Ce phénomène a notamment été observé dans la musique soul, particulièrement avec la Motown. En effet, la célèbre maison de disque a pris l’habitude de faire enregistrer un même titre par plusieurs artistes. De la sorte, elle rentabilisait les auteurs-compositeurs en minimisant le risque d’oubli d’une chanson. Maintenant, réfléchissez à quelque chose : comment Bob Marley a pu acquérir cette notoriété internationale au début des années 1970 ? Il a pu allègrement remercier Eric Clapton d’avoir popularisé son I shot the sheriff. Sinon, je pense que le reggae aurait encore été aujourd’hui un délit d’initiés en dehors de la Jamaïque.
Donc aujourd’hui, on va faire révéler une vérité qui va vous scotcher au plafond : Non, non et non, Marvin Gaye n’est pas l’interprète original de I heard it through the grapevine. Même si la version originale et la version la plus populaire à l’heure actuelle ont été enregistrées dans un espace de temps très court, le véritable interprète original de cette chanson n’est autre que Gladys Knight and the Pips, en 1967.
La version originale
Ouais, ça change, hein ?
On remarquera au passage que cette demoiselle apporte une ambiance plus positive à la chanson. Gladys Knight, née en 1944 à Atlanta – de ces terres qui ont tant donné à la soul – commence sa carrière dès l’âge de 8 ans avec sa famille. En 1967, le groupe vient donc tout juste de se faire repérer par Berry Gordy, patron de la Motown, qui fait enregistrer ce titre de Norman Whitfield. Et c’est un carton, si bien que Whitfield écrira encore plusieurs titres pour Gladys Knight and the Pips. Par la suite, la famille changera plusieurs fois de maison de disques jusqu’à leur séparation en 1989.
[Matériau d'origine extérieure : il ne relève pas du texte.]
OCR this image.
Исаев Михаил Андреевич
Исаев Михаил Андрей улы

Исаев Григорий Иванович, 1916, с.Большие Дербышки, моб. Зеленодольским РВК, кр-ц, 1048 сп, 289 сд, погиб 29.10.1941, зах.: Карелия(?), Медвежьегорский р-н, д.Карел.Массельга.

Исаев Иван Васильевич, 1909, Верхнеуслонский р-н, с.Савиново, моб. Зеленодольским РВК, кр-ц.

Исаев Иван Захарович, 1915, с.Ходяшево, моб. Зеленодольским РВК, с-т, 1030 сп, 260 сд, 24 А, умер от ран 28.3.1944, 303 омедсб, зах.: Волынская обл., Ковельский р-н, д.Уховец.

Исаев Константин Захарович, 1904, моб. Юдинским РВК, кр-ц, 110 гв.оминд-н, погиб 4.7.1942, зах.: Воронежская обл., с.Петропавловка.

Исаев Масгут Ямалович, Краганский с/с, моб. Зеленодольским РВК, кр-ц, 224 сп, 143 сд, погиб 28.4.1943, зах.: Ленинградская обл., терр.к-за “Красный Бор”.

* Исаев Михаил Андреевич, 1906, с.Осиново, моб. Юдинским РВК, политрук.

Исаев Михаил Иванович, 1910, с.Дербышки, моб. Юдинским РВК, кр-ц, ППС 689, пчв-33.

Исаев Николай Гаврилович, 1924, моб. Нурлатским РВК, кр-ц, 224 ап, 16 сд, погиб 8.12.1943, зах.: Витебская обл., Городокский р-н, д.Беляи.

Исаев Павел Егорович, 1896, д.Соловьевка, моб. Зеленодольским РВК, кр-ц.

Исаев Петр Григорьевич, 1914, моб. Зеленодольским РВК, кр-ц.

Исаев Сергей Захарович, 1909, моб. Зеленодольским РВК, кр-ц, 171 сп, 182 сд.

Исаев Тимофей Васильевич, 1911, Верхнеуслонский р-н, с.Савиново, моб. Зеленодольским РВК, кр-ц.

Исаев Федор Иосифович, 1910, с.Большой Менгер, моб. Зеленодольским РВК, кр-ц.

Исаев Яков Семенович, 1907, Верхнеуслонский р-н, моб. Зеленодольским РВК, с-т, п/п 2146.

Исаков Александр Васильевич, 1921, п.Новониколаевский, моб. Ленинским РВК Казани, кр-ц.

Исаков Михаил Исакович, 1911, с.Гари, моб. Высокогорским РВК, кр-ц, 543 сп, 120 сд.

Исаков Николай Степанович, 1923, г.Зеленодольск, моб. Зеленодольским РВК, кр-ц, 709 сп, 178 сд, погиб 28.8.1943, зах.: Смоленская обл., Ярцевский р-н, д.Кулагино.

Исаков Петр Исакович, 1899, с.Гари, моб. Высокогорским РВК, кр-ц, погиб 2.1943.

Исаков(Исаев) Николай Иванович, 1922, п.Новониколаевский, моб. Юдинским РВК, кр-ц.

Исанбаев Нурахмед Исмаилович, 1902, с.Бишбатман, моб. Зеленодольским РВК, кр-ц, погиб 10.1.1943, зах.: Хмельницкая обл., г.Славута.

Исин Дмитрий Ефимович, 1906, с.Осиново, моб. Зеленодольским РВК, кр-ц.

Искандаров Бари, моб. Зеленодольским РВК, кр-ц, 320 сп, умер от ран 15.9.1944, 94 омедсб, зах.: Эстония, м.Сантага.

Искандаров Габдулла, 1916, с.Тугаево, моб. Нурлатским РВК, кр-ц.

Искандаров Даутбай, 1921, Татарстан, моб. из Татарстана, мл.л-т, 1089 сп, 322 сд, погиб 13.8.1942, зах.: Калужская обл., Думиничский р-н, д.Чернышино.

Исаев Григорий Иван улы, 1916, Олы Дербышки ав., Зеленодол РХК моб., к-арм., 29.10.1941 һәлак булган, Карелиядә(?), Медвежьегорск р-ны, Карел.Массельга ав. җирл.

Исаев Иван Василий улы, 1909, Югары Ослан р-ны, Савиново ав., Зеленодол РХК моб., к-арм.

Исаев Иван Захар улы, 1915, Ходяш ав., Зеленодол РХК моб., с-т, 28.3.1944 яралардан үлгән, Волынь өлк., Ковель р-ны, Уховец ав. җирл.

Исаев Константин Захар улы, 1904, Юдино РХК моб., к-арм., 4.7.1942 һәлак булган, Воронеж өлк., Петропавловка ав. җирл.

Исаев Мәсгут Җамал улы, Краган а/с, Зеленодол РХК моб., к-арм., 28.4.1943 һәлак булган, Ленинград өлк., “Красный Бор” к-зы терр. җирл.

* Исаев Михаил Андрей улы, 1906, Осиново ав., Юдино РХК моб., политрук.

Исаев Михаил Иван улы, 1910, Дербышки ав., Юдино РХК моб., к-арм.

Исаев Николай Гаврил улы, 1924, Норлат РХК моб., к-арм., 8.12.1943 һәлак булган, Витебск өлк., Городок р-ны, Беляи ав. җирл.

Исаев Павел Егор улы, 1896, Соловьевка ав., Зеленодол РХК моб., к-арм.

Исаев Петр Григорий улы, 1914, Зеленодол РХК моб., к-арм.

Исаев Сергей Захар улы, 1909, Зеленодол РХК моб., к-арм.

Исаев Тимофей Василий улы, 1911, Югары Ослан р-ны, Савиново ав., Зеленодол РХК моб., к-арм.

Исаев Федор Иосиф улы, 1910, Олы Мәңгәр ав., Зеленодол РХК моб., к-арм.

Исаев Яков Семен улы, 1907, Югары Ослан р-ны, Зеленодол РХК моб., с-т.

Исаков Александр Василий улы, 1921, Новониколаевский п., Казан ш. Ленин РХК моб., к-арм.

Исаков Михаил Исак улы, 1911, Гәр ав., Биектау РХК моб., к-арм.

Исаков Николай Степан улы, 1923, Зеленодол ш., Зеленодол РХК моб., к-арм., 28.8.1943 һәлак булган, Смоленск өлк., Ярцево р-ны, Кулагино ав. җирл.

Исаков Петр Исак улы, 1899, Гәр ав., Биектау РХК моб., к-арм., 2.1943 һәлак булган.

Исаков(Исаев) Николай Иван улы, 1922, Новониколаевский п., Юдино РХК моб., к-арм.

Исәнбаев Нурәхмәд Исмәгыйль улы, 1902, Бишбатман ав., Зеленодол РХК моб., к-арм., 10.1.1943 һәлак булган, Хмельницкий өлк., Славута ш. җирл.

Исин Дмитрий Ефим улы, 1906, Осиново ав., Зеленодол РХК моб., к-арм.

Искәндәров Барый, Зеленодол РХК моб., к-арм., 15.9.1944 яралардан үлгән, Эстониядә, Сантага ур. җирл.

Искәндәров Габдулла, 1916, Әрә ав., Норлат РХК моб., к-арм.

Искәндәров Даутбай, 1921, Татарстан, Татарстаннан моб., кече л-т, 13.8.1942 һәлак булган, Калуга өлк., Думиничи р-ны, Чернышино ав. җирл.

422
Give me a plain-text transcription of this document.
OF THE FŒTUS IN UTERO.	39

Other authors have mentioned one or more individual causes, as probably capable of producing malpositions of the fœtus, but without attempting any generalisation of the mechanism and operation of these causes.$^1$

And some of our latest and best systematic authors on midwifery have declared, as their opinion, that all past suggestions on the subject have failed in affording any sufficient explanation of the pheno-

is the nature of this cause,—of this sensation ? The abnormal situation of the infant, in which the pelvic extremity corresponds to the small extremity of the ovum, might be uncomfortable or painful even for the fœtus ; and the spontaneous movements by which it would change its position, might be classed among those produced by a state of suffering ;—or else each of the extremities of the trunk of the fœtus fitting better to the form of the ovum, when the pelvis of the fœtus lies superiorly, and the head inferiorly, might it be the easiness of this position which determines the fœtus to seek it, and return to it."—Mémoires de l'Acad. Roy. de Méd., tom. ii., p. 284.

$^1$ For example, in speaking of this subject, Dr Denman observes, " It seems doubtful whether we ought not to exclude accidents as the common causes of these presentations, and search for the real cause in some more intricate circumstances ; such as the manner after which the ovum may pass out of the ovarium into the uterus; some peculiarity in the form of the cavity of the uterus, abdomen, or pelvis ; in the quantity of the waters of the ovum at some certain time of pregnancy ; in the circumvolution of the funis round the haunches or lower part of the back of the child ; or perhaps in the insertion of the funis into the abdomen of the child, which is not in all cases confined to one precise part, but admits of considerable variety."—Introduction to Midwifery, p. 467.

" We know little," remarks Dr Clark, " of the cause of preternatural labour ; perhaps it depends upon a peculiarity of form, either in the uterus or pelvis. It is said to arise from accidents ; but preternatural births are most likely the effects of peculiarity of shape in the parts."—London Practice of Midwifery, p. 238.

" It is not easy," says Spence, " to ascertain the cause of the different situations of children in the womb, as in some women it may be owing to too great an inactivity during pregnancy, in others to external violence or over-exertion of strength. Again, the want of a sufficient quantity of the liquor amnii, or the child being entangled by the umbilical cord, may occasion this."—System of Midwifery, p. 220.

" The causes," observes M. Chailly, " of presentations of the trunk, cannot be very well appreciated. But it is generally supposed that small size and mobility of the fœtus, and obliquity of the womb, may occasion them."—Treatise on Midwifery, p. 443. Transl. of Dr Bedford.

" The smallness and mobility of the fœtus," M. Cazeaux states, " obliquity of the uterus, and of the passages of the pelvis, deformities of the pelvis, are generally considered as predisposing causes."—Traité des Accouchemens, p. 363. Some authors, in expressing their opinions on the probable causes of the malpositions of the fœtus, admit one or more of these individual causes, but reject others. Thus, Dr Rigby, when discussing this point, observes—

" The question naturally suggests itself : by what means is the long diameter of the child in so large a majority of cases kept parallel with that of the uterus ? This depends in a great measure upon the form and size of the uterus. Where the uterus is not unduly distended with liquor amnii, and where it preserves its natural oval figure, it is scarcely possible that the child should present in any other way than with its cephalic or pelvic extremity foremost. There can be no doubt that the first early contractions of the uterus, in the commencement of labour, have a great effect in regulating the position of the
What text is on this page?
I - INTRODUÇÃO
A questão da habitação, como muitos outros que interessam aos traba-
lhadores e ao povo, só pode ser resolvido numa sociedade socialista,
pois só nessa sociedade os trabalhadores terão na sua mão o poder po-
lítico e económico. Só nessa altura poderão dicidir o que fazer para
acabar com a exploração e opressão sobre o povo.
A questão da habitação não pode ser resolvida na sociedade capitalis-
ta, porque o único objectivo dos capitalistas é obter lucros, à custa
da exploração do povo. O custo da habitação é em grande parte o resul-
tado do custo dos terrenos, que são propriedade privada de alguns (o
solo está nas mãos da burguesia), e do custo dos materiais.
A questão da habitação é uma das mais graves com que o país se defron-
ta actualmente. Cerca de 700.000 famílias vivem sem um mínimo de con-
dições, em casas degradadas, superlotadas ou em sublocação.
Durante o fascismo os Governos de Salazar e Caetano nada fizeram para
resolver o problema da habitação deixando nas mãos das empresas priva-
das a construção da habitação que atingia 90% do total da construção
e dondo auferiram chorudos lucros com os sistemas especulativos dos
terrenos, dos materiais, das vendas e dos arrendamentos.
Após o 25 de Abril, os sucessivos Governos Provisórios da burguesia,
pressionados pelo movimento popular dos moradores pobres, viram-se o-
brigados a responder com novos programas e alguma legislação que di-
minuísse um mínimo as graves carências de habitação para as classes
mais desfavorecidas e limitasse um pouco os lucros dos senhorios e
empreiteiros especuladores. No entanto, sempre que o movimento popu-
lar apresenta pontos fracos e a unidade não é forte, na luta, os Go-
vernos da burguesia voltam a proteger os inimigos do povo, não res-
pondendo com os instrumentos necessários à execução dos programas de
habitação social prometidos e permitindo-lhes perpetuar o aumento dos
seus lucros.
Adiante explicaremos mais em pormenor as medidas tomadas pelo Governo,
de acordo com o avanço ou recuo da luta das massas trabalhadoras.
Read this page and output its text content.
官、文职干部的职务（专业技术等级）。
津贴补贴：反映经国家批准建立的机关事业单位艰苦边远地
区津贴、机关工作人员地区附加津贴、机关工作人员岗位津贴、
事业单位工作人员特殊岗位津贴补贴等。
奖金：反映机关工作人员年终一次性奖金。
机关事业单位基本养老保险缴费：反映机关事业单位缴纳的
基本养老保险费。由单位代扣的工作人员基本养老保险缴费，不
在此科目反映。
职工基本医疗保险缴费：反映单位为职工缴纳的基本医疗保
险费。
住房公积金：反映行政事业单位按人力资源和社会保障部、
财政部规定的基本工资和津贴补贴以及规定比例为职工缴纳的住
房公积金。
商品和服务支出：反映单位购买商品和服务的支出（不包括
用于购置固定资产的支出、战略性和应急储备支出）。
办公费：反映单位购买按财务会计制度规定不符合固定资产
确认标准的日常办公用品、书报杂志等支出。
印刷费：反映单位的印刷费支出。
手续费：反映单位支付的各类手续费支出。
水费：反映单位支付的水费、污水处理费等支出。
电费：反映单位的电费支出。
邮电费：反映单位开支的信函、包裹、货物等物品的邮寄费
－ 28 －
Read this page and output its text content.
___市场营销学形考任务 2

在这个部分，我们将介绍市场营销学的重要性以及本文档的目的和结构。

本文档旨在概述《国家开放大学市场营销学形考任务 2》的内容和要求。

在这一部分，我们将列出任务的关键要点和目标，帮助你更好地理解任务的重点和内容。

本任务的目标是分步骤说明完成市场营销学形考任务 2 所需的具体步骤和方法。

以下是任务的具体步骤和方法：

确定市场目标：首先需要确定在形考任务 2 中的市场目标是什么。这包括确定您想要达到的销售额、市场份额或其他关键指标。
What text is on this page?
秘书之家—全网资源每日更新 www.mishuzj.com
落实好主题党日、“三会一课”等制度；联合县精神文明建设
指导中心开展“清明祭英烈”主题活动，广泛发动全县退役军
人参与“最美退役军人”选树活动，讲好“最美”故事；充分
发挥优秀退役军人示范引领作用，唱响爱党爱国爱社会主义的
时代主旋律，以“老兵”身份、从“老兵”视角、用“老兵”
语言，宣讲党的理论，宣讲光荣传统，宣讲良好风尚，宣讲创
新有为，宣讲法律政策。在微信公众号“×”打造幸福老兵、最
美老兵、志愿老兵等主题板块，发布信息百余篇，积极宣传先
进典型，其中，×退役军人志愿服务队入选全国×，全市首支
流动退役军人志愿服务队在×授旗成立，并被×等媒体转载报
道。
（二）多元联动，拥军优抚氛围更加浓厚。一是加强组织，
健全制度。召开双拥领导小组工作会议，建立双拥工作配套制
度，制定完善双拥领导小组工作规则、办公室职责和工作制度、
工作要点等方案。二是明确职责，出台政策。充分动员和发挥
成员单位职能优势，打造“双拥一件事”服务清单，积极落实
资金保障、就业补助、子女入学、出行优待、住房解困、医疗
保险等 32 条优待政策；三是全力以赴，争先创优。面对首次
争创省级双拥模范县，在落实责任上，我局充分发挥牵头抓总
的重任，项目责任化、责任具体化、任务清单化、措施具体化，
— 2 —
Qu’en est-il de la chanson au départ ? En fait, elle ressemble beaucoup à R.E.S.P.E.C.T. – pas la V.O. d’Otis Redding, mais celle bien plus populaire encore une fois d’Aretha Franklin –, avec les motifs musicaux propres aux chansons de soul chantées à l’époque par les Aretha, Diana, Tammi et consorts. C’est d’ailleurs ce que je reprocherais à la Motown : autant leurs artistes masculins pouvaient sortir des purs trucs avec certains titres assez originaux, autant leurs artistes féminines semblaient être interchangeables et sans personnalité. Mais je digresse.
Tout cela pour dire que, bien que cette chanson dans cette forme soit assez sympa, remise dans le contexte de création de la musique noire de la fin des années 1960, elle reste finalement sans saveur, sans aspérités. Un peu comme un titre de Christophe Maé ou de Natacha Saint-Pier, toutes proportions gardées. C’est pour cette raison que les reprises qui en ont été faites sont plus populaires, parce que les artistes qui se la sont appropriée ont, en général, apposés une signature spécifique.
Les reprises
Marvin Gaye (1969)
Creedence Clearwater Revival (1976)
Amy Winehouse et Paul Weller (2008)
I heard it through the grapevine est donc l’exemple concret qu’une chanson originale peut présenter un défaut d’orchestration ou peut souffrir du manque de charisme de l’interprète original. Il suffit donc de pousser davantage la mélodie, de tester plusieurs artistes jusqu’à en obtenir un qui puisse marquer la chanson de son empreinte.